Lee, at Antietam and (in Pickett's charge) at Gettysburg, ordered one more -- particularly bloody -- frontal attack when the battle had clearly been lost.
Grant won his best-remembered victories by maneuver, but during those maneuvers he spilled a lot of his troops' blood in frontal attacks that were not central to those victories. In Vicksburg, mines destroyed one major fortification after another, and Pemberton finally surrendered because of hunger. It's hard to see how the bloody frontal assaults on the fortifications helped the Union at all. The attacks on Richmond - Petersburg were while Lee's army was stretched thin. Grant is praised for seeing that even the ratio of losses that the Union suffered were hurting the Confederate army proportionately worse. What would have been the result, though, of bringing in even more forces -- something that the losses necessitated, anyway -- and extending his lines to both left and right? At some point, Lee would have to stretch his lines too thin or allow the Union to reach the Southside Railroad.
Notes and sources after the jump.
[A] Indeed, Agincourt archers could deliver a more lethal firepower than Revolutionary-War redcoats could. They were deadly at a greater range and fired more rapidly. A trained long-bow man could keep three arrows in the air, getting the second and third arrow off before the first hit the target. The musket volley was considered deadly only at a range which attackers could cover before the ranks could reload for another volley.
If that was so, why did the weapons change?
1) Archery required years of training and constant practice. Statutes were enacted in England requiring long-bow practice of all commoner males.
2) On short notice, a king could hire and train as many musketeers as he wanted and could afford. Archers would have to be mobilized by their lords, who might -- after all -- be the enemy that the king was attacking. And the lord should have been nervous about depending on his serfs to protect him; they might just rise up one day.
3) A musket becomes a pike by merely fixing a bayonet and is a heavier and more effective quarter staff without even that. An archer must sling his bow and find his spear or sword when the attackers come too close.
[B] My sources, notably [1 p. 32], state that the actual distance traveled by the rifle bullet was much greater.
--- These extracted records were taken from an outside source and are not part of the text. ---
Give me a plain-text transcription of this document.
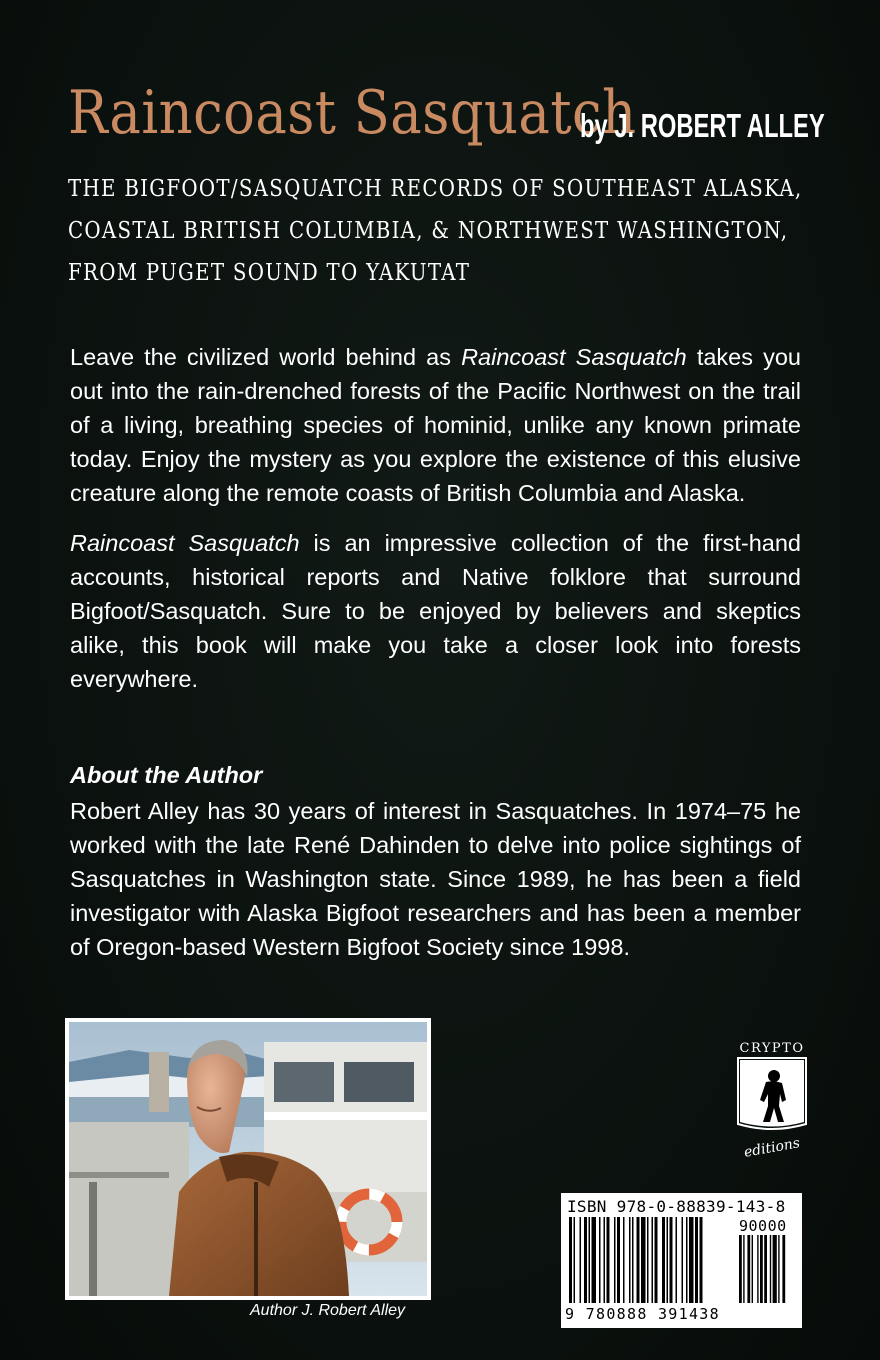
Raincoast Sasquatch
by J. ROBERT ALLEY
THE BIGFOOT/SASQUATCH RECORDS OF SOUTHEAST ALASKA,
COASTAL BRITISH COLUMBIA, & NORTHWEST WASHINGTON,
FROM PUGET SOUND TO YAKUTAT

Leave the civilized world behind as Raincoast Sasquatch takes you out into the rain-drenched forests of the Pacific Northwest on the trail of a living, breathing species of hominid, unlike any known primate today. Enjoy the mystery as you explore the existence of this elusive creature along the remote coasts of British Columbia and Alaska.

Raincoast Sasquatch is an impressive collection of the first-hand accounts, historical reports and Native folklore that surround Bigfoot/Sasquatch. Sure to be enjoyed by believers and skeptics alike, this book will make you take a closer look into forests everywhere.

About the Author

Robert Alley has 30 years of interest in Sasquatches. In 1974–75 he worked with the late René Dahinden to delve into police sightings of Sasquatches in Washington state. Since 1989, he has been a field investigator with Alaska Bigfoot researchers and has been a member of Oregon-based Western Bigfoot Society since 1998.

Author J. Robert Alley
CRYPTO
editions
ISBN 978-0-88839-143-8
90000
9 780888 391438
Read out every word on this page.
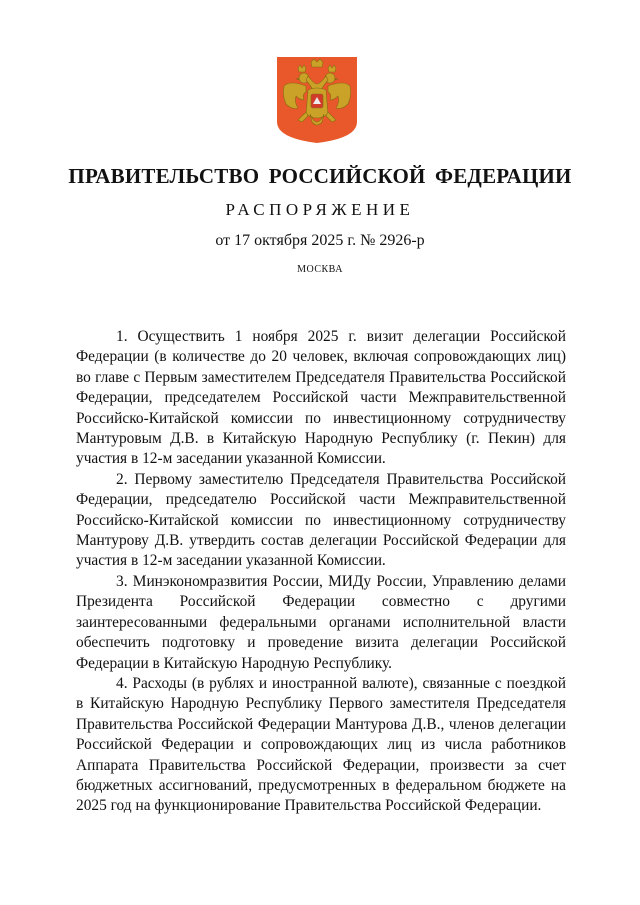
ПРАВИТЕЛЬСТВО РОССИЙСКОЙ ФЕДЕРАЦИИ
РАСПОРЯЖЕНИЕ
от 17 октября 2025 г. № 2926-р
МОСКВА

1. Осуществить 1 ноября 2025 г. визит делегации Российской Федерации (в количестве до 20 человек, включая сопровождающих лиц) во главе с Первым заместителем Председателя Правительства Российской Федерации, председателем Российской части Межправительственной Российско-Китайской комиссии по инвестиционному сотрудничеству Мантуровым Д.В. в Китайскую Народную Республику (г. Пекин) для участия в 12-м заседании указанной Комиссии.

2. Первому заместителю Председателя Правительства Российской Федерации, председателю Российской части Межправительственной Российско-Китайской комиссии по инвестиционному сотрудничеству Мантурову Д.В. утвердить состав делегации Российской Федерации для участия в 12-м заседании указанной Комиссии.

3. Минэкономразвития России, МИДу России, Управлению делами Президента Российской Федерации совместно с другими заинтересованными федеральными органами исполнительной власти обеспечить подготовку и проведение визита делегации Российской Федерации в Китайскую Народную Республику.

4. Расходы (в рублях и иностранной валюте), связанные с поездкой в Китайскую Народную Республику Первого заместителя Председателя Правительства Российской Федерации Мантурова Д.В., членов делегации Российской Федерации и сопровождающих лиц из числа работников Аппарата Правительства Российской Федерации, произвести за счет бюджетных ассигнований, предусмотренных в федеральном бюджете на 2025 год на функционирование Правительства Российской Федерации.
The physics of this perplexes me.
[C] Another problem was that rifles' advantage over smoothbores depended greatly on marksmanship. Troops armed with muskets weren't trained much in marksmanship -- they were trained to load rapidly. A volley when attackers were close would have a devastating effect, practically and psychologically. For poor marksmen, and that means most of the troops at the time smoothbores were standard, the advantage of the volley might outweigh the advantage of the greater range and accuracy of rifles. Officers who had experienced or been indoctrinated in the necessity of the volley would be likely to overestimate that advantage.
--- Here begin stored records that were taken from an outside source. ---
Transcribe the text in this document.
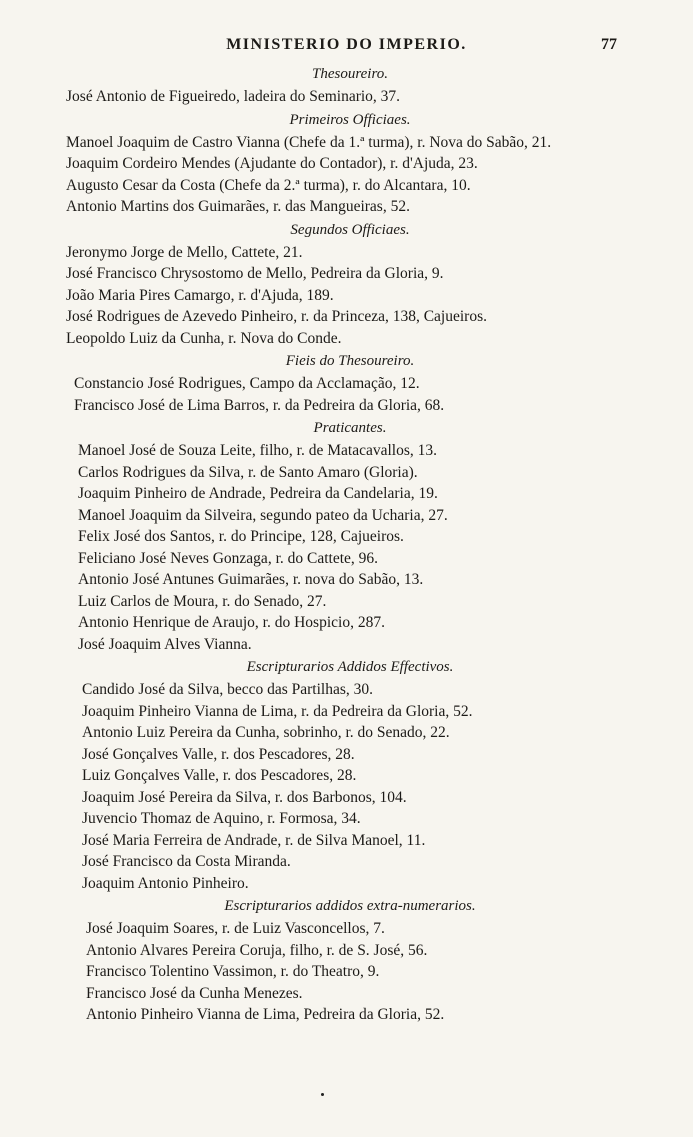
MINISTERIO DO IMPERIO.	77
Thesoureiro.
José Antonio de Figueiredo, ladeira do Seminario, 37.
Primeiros Officiaes.
Manoel Joaquim de Castro Vianna (Chefe da 1.ª turma), r. Nova do Sabão, 21.
Joaquim Cordeiro Mendes (Ajudante do Contador), r. d'Ajuda, 23.
Augusto Cesar da Costa (Chefe da 2.ª turma), r. do Alcantara, 10.
Antonio Martins dos Guimarães, r. das Mangueiras, 52.
Segundos Officiaes.
Jeronymo Jorge de Mello, Cattete, 21.
José Francisco Chrysostomo de Mello, Pedreira da Gloria, 9.
João Maria Pires Camargo, r. d'Ajuda, 189.
José Rodrigues de Azevedo Pinheiro, r. da Princeza, 138, Cajueiros.
Leopoldo Luiz da Cunha, r. Nova do Conde.
Fieis do Thesoureiro.
Constancio José Rodrigues, Campo da Acclamação, 12.
Francisco José de Lima Barros, r. da Pedreira da Gloria, 68.
Praticantes.
Manoel José de Souza Leite, filho, r. de Matacavallos, 13.
Carlos Rodrigues da Silva, r. de Santo Amaro (Gloria).
Joaquim Pinheiro de Andrade, Pedreira da Candelaria, 19.
Manoel Joaquim da Silveira, segundo pateo da Ucharia, 27.
Felix José dos Santos, r. do Principe, 128, Cajueiros.
Feliciano José Neves Gonzaga, r. do Cattete, 96.
Antonio José Antunes Guimarães, r. nova do Sabão, 13.
Luiz Carlos de Moura, r. do Senado, 27.
Antonio Henrique de Araujo, r. do Hospicio, 287.
José Joaquim Alves Vianna.
Escripturarios Addidos Effectivos.
Candido José da Silva, becco das Partilhas, 30.
Joaquim Pinheiro Vianna de Lima, r. da Pedreira da Gloria, 52.
Antonio Luiz Pereira da Cunha, sobrinho, r. do Senado, 22.
José Gonçalves Valle, r. dos Pescadores, 28.
Luiz Gonçalves Valle, r. dos Pescadores, 28.
Joaquim José Pereira da Silva, r. dos Barbonos, 104.
Juvencio Thomaz de Aquino, r. Formosa, 34.
José Maria Ferreira de Andrade, r. de Silva Manoel, 11.
José Francisco da Costa Miranda.
Joaquim Antonio Pinheiro.
Escripturarios addidos extra-numerarios.
José Joaquim Soares, r. de Luiz Vasconcellos, 7.
Antonio Alvares Pereira Coruja, filho, r. de S. José, 56.
Francisco Tolentino Vassimon, r. do Theatro, 9.
Francisco José da Cunha Menezes.
Antonio Pinheiro Vianna de Lima, Pedreira da Gloria, 52.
Once the transition, including transition in training, was made, the advantage of the riflemen was overwhelming. The British decided that shortly after the Revolutionary War and raised two regiments of riflemen. The Rifle Regiments continue today, although their weapons are no longer distinctive.
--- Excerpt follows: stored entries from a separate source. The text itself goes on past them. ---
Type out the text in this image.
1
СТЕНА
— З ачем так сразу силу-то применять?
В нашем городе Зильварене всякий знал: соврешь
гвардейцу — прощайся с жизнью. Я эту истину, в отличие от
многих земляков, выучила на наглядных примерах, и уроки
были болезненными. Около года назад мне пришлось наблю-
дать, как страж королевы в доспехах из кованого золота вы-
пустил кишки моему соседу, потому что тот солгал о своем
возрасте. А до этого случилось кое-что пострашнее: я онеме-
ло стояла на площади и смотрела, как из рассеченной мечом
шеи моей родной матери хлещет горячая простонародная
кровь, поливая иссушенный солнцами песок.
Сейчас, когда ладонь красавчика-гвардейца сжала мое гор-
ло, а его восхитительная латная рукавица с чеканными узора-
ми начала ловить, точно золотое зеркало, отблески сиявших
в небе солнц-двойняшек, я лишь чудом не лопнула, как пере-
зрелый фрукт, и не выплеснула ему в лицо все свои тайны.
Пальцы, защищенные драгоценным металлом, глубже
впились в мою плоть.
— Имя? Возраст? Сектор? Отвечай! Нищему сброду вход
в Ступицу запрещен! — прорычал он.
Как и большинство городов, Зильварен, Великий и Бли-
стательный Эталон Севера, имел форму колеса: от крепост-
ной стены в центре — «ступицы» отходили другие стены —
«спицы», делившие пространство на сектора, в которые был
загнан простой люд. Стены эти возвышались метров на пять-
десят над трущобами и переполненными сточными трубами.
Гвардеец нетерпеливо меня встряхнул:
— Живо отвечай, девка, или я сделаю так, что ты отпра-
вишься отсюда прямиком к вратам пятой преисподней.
-----------------------------
Bibliography:
1) Weigley, Russell F.
A Great Civil War
2000
Indiana University Press
Bloomington, IN
2) Thomas, Emory M.
The Confederate Nation 1861 - 1865
1979
New American Nation Series (Edited by Henry Steele Commager & Richard B. Morris)
Harper & Row
New York
3) Current, Richard N., T. Harry Williams, & Frank Freidel
American History, A Survey Vol. 1
3rd Edition, 1971
Alfred A. Knopf
New York
4) Davis, Burke
Sherman's March
1980
Random House
New York
5) Eisenschiml, Otto
The Hidden Face of the Civil War
1961
Bobbs Merril
Indianapolis, IN
6> Historical Statistics of the United States
Colonial Times to 1950
This is a personal bibliography more than a list of references for the particular diary, but its numbers correspond to the refence numbers in the material above it.